Wildfires in the Western United States, including one burning in Oregon that is currently the largest in the US, are creating hazy skies as far away as New York as the huge infernos spew smoke and ash as high as 10km (6 miles) into the air.
In 13 western states, more than 80 large active wildfires have charred 1.3 million acres (526,000 hectares) of drought-parched vegetation in recent weeks, an area larger than the state of Delaware, according to the National Interagency Fire Center (NIFC) in Boise, Idaho.
Several hundred additional fires have burned in western and central Canada, including 86 classified as out of control on Tuesday in the province of British Columbia alone, leading officials there to declare a state of emergency.
Extremely dry conditions and heatwaves tied to climate change have made wildfires harder to fight.
Climate change has made the West much warmer and drier in the past 30 years and will continue to make weather more extreme and wildfires more frequent and destructive, experts say.

Smoke dangers
The jet stream and other cross-continental air currents have carried smoke and ash thousands of kilometres across the US, with people in distant cities feeling the air contamination in their eyes, noses and lungs.

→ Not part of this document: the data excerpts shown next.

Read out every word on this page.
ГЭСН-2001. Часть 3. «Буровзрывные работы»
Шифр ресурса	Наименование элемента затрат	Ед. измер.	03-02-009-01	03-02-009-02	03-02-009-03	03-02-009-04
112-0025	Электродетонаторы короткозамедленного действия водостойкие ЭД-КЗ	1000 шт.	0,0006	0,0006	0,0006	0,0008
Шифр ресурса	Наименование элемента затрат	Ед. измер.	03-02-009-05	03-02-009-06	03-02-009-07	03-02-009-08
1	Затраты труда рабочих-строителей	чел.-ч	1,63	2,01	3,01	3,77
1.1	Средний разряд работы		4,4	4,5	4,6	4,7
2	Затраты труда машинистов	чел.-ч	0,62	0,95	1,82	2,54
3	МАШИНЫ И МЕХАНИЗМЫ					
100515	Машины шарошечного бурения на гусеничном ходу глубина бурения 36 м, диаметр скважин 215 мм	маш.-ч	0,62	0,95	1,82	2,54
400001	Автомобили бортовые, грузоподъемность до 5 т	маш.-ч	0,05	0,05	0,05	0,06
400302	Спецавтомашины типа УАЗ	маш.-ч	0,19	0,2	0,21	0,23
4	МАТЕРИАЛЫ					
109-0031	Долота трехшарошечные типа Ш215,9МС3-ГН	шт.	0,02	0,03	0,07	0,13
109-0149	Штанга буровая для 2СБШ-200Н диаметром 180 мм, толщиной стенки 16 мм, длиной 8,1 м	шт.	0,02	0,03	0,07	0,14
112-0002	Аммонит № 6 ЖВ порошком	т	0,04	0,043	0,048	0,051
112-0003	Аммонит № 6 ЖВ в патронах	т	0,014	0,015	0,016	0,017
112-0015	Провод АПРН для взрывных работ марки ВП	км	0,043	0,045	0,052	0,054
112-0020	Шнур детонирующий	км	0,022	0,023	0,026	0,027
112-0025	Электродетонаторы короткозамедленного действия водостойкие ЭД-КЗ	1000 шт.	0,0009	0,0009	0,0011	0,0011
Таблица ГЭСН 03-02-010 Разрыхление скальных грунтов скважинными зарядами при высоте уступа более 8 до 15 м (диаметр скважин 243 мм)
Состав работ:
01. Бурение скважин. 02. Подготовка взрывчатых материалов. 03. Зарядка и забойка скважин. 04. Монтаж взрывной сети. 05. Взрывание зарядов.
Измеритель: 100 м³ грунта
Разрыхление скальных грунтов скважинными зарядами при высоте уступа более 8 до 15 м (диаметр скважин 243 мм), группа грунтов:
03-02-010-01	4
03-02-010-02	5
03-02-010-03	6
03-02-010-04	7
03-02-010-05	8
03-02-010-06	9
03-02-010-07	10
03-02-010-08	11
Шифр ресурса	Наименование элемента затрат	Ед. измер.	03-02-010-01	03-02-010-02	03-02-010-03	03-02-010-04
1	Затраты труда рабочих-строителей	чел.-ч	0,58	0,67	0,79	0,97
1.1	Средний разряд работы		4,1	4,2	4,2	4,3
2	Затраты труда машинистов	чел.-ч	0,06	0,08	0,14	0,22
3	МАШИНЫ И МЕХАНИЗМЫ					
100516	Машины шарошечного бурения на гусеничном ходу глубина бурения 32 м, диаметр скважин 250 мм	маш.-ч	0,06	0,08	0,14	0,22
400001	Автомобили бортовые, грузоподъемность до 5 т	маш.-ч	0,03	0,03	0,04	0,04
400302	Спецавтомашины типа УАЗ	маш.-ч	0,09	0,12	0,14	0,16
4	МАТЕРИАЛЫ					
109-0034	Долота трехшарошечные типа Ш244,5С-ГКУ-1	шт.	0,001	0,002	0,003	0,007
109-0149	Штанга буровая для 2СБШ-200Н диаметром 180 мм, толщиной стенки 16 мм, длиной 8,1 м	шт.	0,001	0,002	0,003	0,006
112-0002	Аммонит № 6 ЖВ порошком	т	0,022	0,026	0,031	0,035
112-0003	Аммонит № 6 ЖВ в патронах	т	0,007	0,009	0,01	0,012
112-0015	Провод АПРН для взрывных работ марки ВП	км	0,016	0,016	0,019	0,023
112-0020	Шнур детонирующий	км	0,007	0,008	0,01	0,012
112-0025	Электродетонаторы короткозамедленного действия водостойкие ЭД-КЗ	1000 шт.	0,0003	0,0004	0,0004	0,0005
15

The smoke on the US East Coast was reminiscent of last autumn when multiple large fires burning in Oregon in the state’s worst fire season in recent memory choked the local skies with pea-soup smoke and also affected air quality several thousand kilometres away.
“We’re seeing lots of fires producing a tremendous amount of smoke, and … by the time that smoke gets to the eastern portion of the country where it’s usually thinned out, there’s just so much smoke in the atmosphere from all these fires that it’s still pretty thick,” David Lawrence, a meteorologist with the National Weather Service told the Associated Press news agency.
“Over the last two years we’ve seen this phenomenon,” Lawrence said.
Heavy exposure to wildfire smoke has been linked to long-term respiratory consequences for firefighters, including a sharply elevated risk of developing asthma, according to a University of Alberta study released this week.